Ronnie, it turned out, was the ambitious of the two cousins. He wanted to study business law for the time being, sure, but he had greater aspirations. He had a taste for adventure. He wanted to be involved in corporate espionage. He’d had a meeting, after graduating from Georgia, with the CIA, wanting to learn as much as he could about getting into the intelligence game. His father, moneyed, entitled, had connections at the FBI. It was them Ronnie was working for. His cousin Mason Sr. wanted the Lean Dogs out of Knoxville, a takedown that would fuel his eventual run for senate, his climb toward Washington, and God knew the FBI would look kindly on anyone who could get the alphabet agencies into the inner circle of an outlaw organization fifty years in prosperous existence.

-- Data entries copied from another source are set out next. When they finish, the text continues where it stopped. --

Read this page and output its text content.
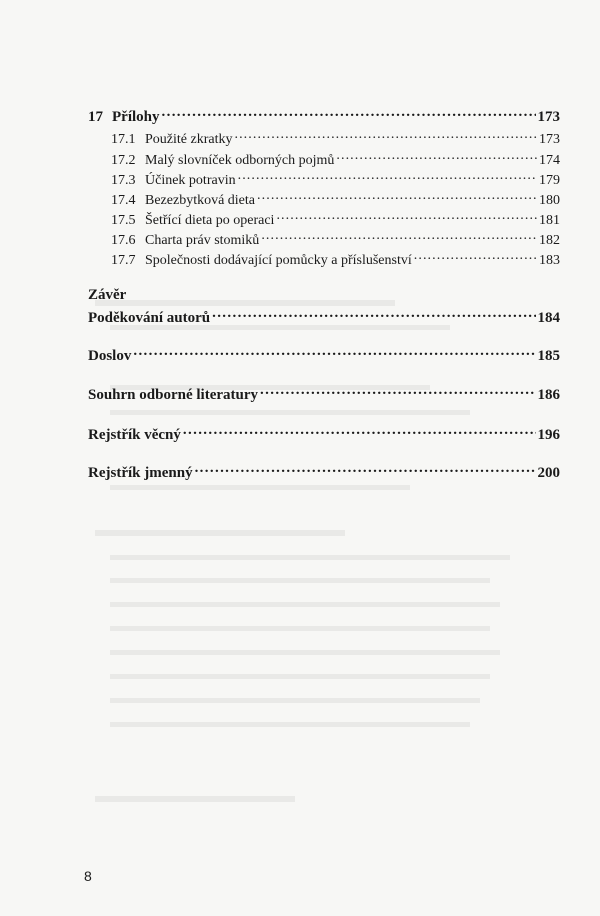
17 Přílohy . . .	173
17.1 Použité zkratky . . .	173
17.2 Malý slovníček odborných pojmů . . .	174
17.3 Účinek potravin . . .	179
17.4 Bezezbytková dieta . . .	180
17.5 Šetřící dieta po operaci . . .	181
17.6 Charta práv stomiků . . .	182
17.7 Společnosti dodávající pomůcky a příslušenství . . .	183
Závěr
Poděkování autorů . . .	184
Doslov . . .	185
Souhrn odborné literatury . . .	186
Rejstřík věcný . . .	196
Rejstřík jmenný . . .	200
8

So Ronnie had taken initiative; an informal mission to gain intelligence on the Dogs through, as he’d phrased it, the “weak link,” cozying up to an officer’s daughter. The plan had been his idea, one encouraged by his cousins Mason and Mason. The elder, because he wanted to wipe out the Dogs. The younger because he hated Ava Teague’s guts.
The entire relationship had been a lie, down to the seemingly coincidental meeting at the tennis match almost a year ago.